Professor Burke flushed slightly. His class was amused. "At the time," he said, "I was discussing public health, sanitation, slums, and so on. I hardly feel that such advice may be construed as urging association with criminals."

"I see," the girl said. She did not sit down.

"Was there another question?"

She nodded. "In November," she said, and he bridled a little at her accuracies,

"you advised us to read a book called Social Non-Norms, by Ledbetter, Shrieben and Morissey. I read it--all eight hundred pages. And they say a criminal is sometimes a person of superior intellectual ability who cannot stand the restrictions imposed upon everybody for the sake of mediocrities. They say that brains may thus lead to crime-

rather than stupidity...."

Professor Burke made a mental note never again to recommend any book which he, himself had found too dull, ponderous and turgid for thorough perusal. He had skipped that part, evidently. But he did not like mutiny in his classes. He cleared his throat. "In my opinion, Ledbetter, Shrieben and Morissey erred in their appraisal of that particular subject. They worked carelessly, from inadequate material and false premises-

"

"Shrieben," Miss Macy interrupted, "spent two years in the Capone organization in Chicago...."

He had forgotten that, too. "A romantic," he said, "rather than a scientist. Shrieben mistook cunning for true intelligence. Every holder of an ordinary degree of Bachelor of Arts is the mental superior of any criminal."

Another hand went up--the hand of Wally Stratton, formerly of the Eighth Air Force and currently of the Football Squad. Obviously, he intended to go to the defense of the physically nubile but mentally thorny Miss Macey.

"Mr. Stratton?"

"Wouldn't it be an interesting idea to get some gangster in here to debate the matter?"

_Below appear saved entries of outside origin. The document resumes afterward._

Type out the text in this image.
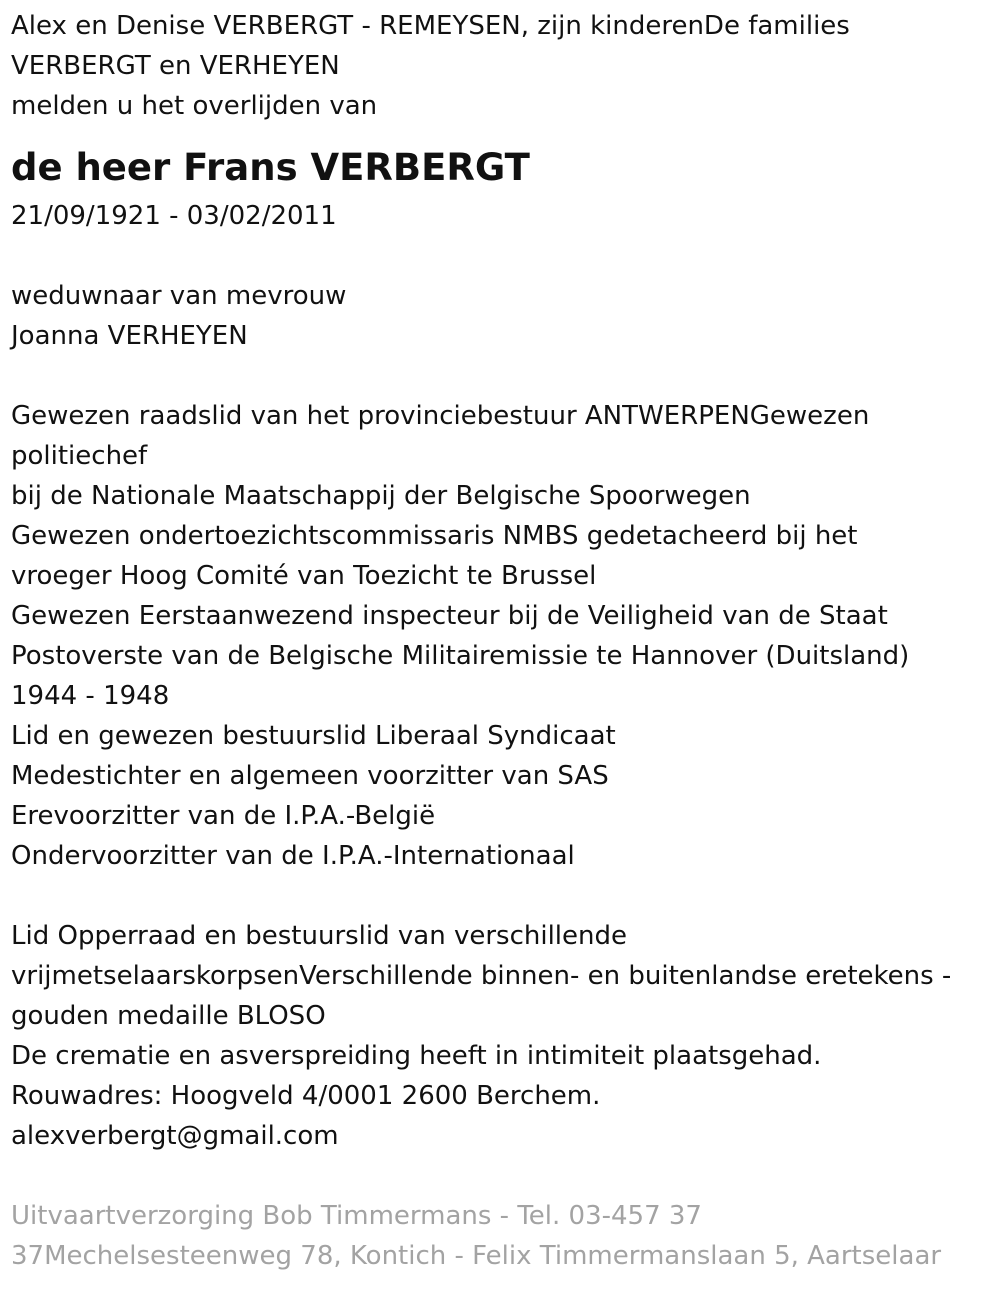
Alex en Denise VERBERGT - REMEYSEN, zijn kinderenDe families
VERBERGT en VERHEYEN
melden u het overlijden van
de heer Frans VERBERGT
21/09/1921 - 03/02/2011
weduwnaar van mevrouw
Joanna VERHEYEN
Gewezen raadslid van het provinciebestuur ANTWERPENGewezen
politiechef
bij de Nationale Maatschappij der Belgische Spoorwegen
Gewezen ondertoezichtscommissaris NMBS gedetacheerd bij het
vroeger Hoog Comité van Toezicht te Brussel
Gewezen Eerstaanwezend inspecteur bij de Veiligheid van de Staat
Postoverste van de Belgische Militairemissie te Hannover (Duitsland)
1944 - 1948
Lid en gewezen bestuurslid Liberaal Syndicaat
Medestichter en algemeen voorzitter van SAS
Erevoorzitter van de I.P.A.-België
Ondervoorzitter van de I.P.A.-Internationaal
Lid Opperraad en bestuurslid van verschillende
vrijmetselaarskorpsenVerschillende binnen- en buitenlandse eretekens -
gouden medaille BLOSO
De crematie en asverspreiding heeft in intimiteit plaatsgehad.
Rouwadres: Hoogveld 4/0001 2600 Berchem.
alexverbergt@gmail.com
Uitvaartverzorging Bob Timmermans - Tel. 03-457 37
37Mechelsesteenweg 78, Kontich - Felix Timmermanslaan 5, Aartselaar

Professor Burke saw his opening. "Any gambler, or gangster, or other such person among your associates would be welcome here, Mr. Stratton." The class laughed.

Mr. Stratton sat down rather sheepishly. Professor Burke made his usual pre-vacation speech--wishing all of them a pleasant trip home, a safe return, and an interlude of Merry Christmas combined with Happy New Year. He repeated that he hoped none of them would use his course as an excuse for turning to crime: the faculty would disapprove, he ventured.